SB : Voir se développer le programme et voir les élèves, le personnel et les familles l’embrasser figurent parmi les éléments les plus gratifiants. Savoir que l’on fait partie d’un mouvement qui vise à instaurer une alimentation saine et locale dans l’école figure aussi parmi les hauts points. Il nous arrive d’initier les élèves à des fruits et légumes (p. ex., mangues, edamame, betteraves) qu’ils n’ont jamais vus ou auxquels ils n’ont jamais goûté : il est vraiment agréable de voir évoluer leur appétit!

Certains des premiers participants au bar à salades sont maintenant au secondaire et nous les avons croisés lors de diverses activités. La première chose qu’ils nous disent, c’est que « le bar à salades nous manque »!

Pourquoi a-t-il été important pour vous d’embrasser la démarche de la ferme à l’école?
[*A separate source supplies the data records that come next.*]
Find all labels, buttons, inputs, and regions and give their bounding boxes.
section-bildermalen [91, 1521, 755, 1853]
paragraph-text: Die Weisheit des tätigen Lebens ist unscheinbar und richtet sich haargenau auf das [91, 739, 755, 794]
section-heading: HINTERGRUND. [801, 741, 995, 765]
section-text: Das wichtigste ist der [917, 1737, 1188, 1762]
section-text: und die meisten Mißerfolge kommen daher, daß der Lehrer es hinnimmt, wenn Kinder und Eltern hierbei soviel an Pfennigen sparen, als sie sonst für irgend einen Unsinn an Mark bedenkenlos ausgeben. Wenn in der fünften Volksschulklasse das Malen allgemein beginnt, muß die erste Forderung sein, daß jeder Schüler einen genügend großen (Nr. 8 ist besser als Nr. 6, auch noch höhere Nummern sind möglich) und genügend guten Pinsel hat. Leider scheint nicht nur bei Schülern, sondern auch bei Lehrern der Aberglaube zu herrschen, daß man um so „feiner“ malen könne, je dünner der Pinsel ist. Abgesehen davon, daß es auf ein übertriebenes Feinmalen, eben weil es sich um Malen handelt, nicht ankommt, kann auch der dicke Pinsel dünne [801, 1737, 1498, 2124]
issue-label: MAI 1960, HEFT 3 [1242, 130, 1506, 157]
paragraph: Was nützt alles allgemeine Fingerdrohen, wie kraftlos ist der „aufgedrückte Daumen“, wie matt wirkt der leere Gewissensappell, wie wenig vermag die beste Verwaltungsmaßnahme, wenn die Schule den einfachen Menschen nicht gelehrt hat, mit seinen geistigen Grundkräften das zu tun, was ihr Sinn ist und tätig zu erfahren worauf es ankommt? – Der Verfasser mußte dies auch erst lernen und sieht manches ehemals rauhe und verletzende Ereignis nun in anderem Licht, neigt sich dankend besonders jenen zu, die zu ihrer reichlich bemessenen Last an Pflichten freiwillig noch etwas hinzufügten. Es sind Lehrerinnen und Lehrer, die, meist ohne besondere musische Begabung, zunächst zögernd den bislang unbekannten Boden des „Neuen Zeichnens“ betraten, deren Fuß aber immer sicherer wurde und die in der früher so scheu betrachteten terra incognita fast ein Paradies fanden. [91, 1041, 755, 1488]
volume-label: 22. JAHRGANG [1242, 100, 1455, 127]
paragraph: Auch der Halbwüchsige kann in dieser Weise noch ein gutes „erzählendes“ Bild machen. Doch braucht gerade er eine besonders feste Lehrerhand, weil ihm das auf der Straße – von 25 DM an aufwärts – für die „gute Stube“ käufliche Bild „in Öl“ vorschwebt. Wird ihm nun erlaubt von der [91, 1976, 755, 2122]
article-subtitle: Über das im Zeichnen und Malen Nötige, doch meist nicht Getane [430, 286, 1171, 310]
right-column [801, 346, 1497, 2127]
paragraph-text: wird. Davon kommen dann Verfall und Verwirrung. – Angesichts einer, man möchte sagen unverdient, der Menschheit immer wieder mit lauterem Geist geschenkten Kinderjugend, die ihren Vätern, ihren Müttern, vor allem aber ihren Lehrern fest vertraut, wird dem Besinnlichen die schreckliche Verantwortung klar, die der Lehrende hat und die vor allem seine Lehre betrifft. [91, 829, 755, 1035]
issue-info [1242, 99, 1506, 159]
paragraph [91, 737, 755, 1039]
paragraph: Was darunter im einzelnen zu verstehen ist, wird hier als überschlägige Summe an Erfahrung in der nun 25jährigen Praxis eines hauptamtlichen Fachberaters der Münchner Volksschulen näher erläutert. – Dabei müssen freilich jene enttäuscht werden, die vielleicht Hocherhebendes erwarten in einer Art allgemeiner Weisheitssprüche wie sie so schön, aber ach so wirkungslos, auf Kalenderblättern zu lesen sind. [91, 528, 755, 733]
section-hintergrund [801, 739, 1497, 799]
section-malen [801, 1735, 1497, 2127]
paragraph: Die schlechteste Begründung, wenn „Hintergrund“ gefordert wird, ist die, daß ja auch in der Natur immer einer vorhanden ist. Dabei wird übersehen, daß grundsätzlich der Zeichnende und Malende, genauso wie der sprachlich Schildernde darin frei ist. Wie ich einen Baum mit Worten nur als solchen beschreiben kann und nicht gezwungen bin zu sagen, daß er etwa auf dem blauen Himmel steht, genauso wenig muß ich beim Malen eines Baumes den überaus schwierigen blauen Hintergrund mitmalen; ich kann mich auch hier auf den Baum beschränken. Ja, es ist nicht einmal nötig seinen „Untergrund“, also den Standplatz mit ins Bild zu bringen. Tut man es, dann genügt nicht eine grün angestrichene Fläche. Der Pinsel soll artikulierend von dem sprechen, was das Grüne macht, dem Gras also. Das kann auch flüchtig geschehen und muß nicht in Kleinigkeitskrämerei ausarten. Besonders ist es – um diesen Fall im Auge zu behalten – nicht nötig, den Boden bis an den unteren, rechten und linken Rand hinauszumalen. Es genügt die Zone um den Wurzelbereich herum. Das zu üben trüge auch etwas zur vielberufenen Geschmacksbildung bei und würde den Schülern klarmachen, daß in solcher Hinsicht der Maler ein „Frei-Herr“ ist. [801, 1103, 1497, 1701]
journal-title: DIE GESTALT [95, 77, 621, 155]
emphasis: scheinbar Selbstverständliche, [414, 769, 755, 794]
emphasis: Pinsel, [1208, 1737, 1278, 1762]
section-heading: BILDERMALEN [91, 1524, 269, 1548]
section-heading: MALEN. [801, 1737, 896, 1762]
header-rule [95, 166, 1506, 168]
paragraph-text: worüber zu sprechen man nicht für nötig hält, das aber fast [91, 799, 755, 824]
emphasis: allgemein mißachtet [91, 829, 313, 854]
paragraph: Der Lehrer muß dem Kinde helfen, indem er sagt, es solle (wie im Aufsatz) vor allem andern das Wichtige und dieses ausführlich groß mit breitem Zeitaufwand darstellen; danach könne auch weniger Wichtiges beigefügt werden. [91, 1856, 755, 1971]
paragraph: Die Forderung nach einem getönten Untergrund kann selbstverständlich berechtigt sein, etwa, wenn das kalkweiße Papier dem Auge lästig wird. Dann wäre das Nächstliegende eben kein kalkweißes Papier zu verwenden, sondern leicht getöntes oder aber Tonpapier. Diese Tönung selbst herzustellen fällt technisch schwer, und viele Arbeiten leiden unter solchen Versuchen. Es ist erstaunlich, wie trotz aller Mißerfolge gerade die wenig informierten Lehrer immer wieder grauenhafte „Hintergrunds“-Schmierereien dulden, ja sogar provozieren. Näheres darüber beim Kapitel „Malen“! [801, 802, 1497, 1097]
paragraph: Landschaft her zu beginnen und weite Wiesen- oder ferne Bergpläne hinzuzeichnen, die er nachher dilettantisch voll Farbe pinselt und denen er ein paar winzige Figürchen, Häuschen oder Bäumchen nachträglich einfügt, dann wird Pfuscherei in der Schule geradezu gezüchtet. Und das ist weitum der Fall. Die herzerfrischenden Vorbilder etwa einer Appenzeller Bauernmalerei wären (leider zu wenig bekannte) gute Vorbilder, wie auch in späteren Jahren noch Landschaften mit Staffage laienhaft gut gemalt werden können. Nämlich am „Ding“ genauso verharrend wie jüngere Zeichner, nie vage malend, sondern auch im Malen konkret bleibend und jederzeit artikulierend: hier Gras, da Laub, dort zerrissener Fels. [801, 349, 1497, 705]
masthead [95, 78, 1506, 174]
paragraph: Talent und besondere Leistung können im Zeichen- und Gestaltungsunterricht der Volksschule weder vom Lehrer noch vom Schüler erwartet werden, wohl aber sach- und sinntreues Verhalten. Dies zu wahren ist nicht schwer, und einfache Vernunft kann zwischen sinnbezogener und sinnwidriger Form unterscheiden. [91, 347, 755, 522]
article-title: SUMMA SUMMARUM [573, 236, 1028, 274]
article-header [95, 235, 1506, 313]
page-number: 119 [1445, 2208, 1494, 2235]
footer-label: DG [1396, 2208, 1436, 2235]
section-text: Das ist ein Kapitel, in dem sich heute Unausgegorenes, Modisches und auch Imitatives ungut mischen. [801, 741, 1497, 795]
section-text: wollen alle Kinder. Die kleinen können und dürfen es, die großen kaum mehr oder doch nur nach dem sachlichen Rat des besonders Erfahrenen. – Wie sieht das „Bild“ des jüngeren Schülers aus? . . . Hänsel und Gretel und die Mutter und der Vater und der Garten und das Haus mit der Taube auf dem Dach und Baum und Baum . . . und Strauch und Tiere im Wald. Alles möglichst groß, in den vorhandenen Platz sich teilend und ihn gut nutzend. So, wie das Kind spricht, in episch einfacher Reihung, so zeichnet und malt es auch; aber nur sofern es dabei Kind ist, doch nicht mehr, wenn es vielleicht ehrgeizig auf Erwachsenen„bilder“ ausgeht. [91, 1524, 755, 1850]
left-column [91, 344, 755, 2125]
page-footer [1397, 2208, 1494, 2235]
SB : Je me souviens, à l’époque où nous avons présenté une demande de bourse De la ferme à la cafétéria Canada, nous nous réjouissions à la perspective d’utiliser le programme de salades-repas pour enseigner aux élèves la provenance de leur nourriture, la saine alimentation et le plaisir de goûter à de nouveaux aliments. Nous pensions aussi que la méthode de libre-service du bar à salades permettrait aux élèves de gagner en autonomie et même en confiance. Ce sont les jeunes qui préparent eux-mêmes leur dîner lorsqu’ils passent au bar à salades et nous en avons vu beaucoup s’épanouir dans cet environnement. Enfin, nous avons toujours cru qu’ils n’hésiteraient pas à manger une salade qu’ils avaient eux-mêmes préparée!